Newly announced tax rules will make it more complex and expensive for U.S. companies to pursue maneuvers like Medtronic's proposal to acquire Irish health care firm Covidien and move the combined company's legal headquarters overseas.
But the fresh regulations are unlikely to stop such deals from happening.
The Treasury Department announced the legal tweaks late Monday amid an escalating debate over so-called inversion deals such the one envisioned by Fridley-based Medtronic, one of the world's largest medical device companies. On Tuesday, analysts said the changes could drive up the cost of the $42.9 billion deal but would be unlikely to lead the companies to drop it.
Debbie Wang, an analyst with Morningstar in Chicago, said the deal would likely go through based on its "strong strategic value." Medtronic has said from the beginning that tax advantages are not the deal's principal attraction.
At least seven other U.S. companies including Burger King Worldwide are pursuing inversions, which would enable them to avoid some U.S. taxes. But the increasing popularity of the deals has stirred a political backlash, with President Obama calling companies that pursue them unpatriotic.

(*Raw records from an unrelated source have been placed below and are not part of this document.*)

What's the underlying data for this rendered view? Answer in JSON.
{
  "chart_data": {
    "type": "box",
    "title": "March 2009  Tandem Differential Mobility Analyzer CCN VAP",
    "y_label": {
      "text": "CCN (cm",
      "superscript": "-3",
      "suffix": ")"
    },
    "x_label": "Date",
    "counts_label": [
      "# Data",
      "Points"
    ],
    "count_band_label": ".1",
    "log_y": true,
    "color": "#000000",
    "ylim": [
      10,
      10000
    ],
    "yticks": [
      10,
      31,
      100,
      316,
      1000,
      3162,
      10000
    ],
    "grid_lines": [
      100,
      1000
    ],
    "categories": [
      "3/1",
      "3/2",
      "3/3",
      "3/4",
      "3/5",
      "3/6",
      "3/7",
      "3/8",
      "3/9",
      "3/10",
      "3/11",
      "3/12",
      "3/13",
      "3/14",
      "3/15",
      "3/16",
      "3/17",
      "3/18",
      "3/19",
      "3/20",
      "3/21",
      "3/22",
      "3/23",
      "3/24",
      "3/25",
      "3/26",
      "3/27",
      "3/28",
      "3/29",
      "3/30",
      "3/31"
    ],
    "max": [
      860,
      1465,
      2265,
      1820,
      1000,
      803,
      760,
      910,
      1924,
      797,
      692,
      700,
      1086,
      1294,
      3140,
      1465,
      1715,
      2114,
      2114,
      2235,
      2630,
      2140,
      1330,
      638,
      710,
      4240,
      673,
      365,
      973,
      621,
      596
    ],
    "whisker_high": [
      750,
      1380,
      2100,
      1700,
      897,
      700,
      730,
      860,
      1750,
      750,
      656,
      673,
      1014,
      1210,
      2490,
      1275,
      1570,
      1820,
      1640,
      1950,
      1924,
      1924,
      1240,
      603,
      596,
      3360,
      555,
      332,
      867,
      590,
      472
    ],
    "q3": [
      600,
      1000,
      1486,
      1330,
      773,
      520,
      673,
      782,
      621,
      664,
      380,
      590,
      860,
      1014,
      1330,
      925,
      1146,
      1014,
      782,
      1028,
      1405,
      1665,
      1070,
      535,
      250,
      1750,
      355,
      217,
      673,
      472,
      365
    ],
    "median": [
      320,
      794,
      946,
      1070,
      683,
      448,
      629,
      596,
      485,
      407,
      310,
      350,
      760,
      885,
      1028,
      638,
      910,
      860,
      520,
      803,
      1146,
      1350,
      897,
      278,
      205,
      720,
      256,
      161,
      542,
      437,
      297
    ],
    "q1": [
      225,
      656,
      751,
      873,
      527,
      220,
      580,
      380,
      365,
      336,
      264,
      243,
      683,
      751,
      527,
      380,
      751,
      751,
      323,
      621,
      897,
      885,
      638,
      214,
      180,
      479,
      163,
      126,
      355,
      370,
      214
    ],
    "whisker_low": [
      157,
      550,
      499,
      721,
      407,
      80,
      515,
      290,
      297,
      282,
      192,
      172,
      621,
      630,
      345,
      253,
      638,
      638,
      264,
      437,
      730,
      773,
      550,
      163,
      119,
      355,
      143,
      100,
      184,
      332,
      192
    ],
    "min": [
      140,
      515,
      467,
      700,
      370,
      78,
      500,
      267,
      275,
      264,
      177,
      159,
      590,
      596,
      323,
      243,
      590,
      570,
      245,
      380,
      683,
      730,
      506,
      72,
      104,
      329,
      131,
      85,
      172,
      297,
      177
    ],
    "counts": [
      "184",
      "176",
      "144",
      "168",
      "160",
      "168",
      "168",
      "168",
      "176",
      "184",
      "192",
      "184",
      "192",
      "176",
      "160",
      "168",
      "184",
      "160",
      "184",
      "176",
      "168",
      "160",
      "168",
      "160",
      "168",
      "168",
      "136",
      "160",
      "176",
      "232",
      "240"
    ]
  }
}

The Obama administration has urged Congress to pass a tax-reform bill to outlaw the deals. Defenders of the maneuver argue that inversions are rational and legal responses to the United States' high corporate tax rate and its unusual policy of taxing some business that takes place in other countries.
With little progress seen on several pending anti-inversion bills, Treasury Secretary Jacob Lew announced five new rules Monday night that would remove some of the economic incentives the deals offer.
Medtronic officials are still studying the changes. "We will release our perspective on any potential impact on our pending acquisition of Covidien following our complete review," spokesman Fernando Vivanco wrote in an e-mail.